The poet beans show a resilience no one (meaning me) ever expected, and I see in that requited love. It’s not. It’s just beans being beans but WOW. Silently, too.
When I saw the prompt for today a passage from the I-Ching immediately struck me, “If he make speeches, his words cannot be made good.”
I had forgotten which of the hexagrams that little sentence came from, so I looked up the words and found Hexagram 47 “Kwan” which is a picture of a lake under a marsh. That means that the water is inaccessible and the hexagram represents “Oppression.” Interestingly, it’s like the Refuge. Deep below that wetlands is an ancient lake.

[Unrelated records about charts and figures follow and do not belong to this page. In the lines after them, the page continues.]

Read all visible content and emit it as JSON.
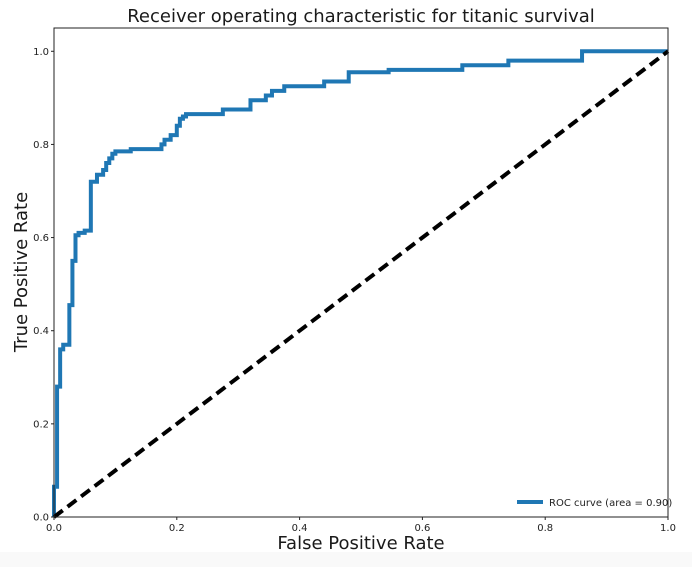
{
  "chart_data": {
    "type": "line",
    "title": "Receiver operating characteristic for titanic survival",
    "xlabel": "False Positive Rate",
    "ylabel": "True Positive Rate",
    "xlim": [
      0.0,
      1.0
    ],
    "ylim": [
      0.0,
      1.05
    ],
    "xticks": [
      "0.0",
      "0.2",
      "0.4",
      "0.6",
      "0.8",
      "1.0"
    ],
    "yticks": [
      "0.0",
      "0.2",
      "0.4",
      "0.6",
      "0.8",
      "1.0"
    ],
    "grid": false,
    "legend_position": "lower-right",
    "series": [
      {
        "name": "ROC curve (area = 0.90)",
        "color": "#1f77b4",
        "style": "solid",
        "x": [
          0.0,
          0.0,
          0.005,
          0.005,
          0.01,
          0.01,
          0.015,
          0.015,
          0.025,
          0.025,
          0.03,
          0.03,
          0.035,
          0.035,
          0.04,
          0.04,
          0.05,
          0.05,
          0.06,
          0.06,
          0.07,
          0.07,
          0.08,
          0.08,
          0.085,
          0.085,
          0.09,
          0.09,
          0.095,
          0.095,
          0.1,
          0.1,
          0.125,
          0.125,
          0.175,
          0.175,
          0.18,
          0.18,
          0.19,
          0.19,
          0.2,
          0.2,
          0.205,
          0.205,
          0.21,
          0.21,
          0.215,
          0.215,
          0.275,
          0.275,
          0.32,
          0.32,
          0.345,
          0.345,
          0.355,
          0.355,
          0.375,
          0.375,
          0.44,
          0.44,
          0.48,
          0.48,
          0.545,
          0.545,
          0.665,
          0.665,
          0.74,
          0.74,
          0.86,
          0.86,
          1.0
        ],
        "y": [
          0.0,
          0.065,
          0.065,
          0.28,
          0.28,
          0.36,
          0.36,
          0.37,
          0.37,
          0.455,
          0.455,
          0.55,
          0.55,
          0.605,
          0.605,
          0.61,
          0.61,
          0.615,
          0.615,
          0.72,
          0.72,
          0.735,
          0.735,
          0.745,
          0.745,
          0.76,
          0.76,
          0.77,
          0.77,
          0.78,
          0.78,
          0.785,
          0.785,
          0.79,
          0.79,
          0.8,
          0.8,
          0.81,
          0.81,
          0.82,
          0.82,
          0.84,
          0.84,
          0.855,
          0.855,
          0.86,
          0.86,
          0.865,
          0.865,
          0.875,
          0.875,
          0.895,
          0.895,
          0.905,
          0.905,
          0.915,
          0.915,
          0.925,
          0.925,
          0.935,
          0.935,
          0.955,
          0.955,
          0.96,
          0.96,
          0.97,
          0.97,
          0.98,
          0.98,
          1.0,
          1.0
        ]
      },
      {
        "name": "",
        "color": "#000000",
        "style": "dashed",
        "x": [
          0.0,
          1.0
        ],
        "y": [
          0.0,
          1.0
        ]
      }
    ]
  }
}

Hexagram 47: The Judgement
OPPRESSION. Success. Perseverance.
The great man brings about good fortune.
When one has something to say,
It is not believed.
There is no water in the lake:
The image of EXHAUSTION.
Thus the superior man stakes his life
On following his will.
Translation by Richard Wilhelm In (the condition denoted by) Khwăn there may (yet be) progress and success. For the firm and correct, the (really) great man, there will be good fortune. He will fall into no error. If he make speeches, his words cannot be made good.
I don’t believe in the future-telling aspect of the I-Ching, but there are many times when I’ve found it oddly prescient and always interesting, often giving me something to think about. In these noisy days, I think this is a good Hexagram to think about.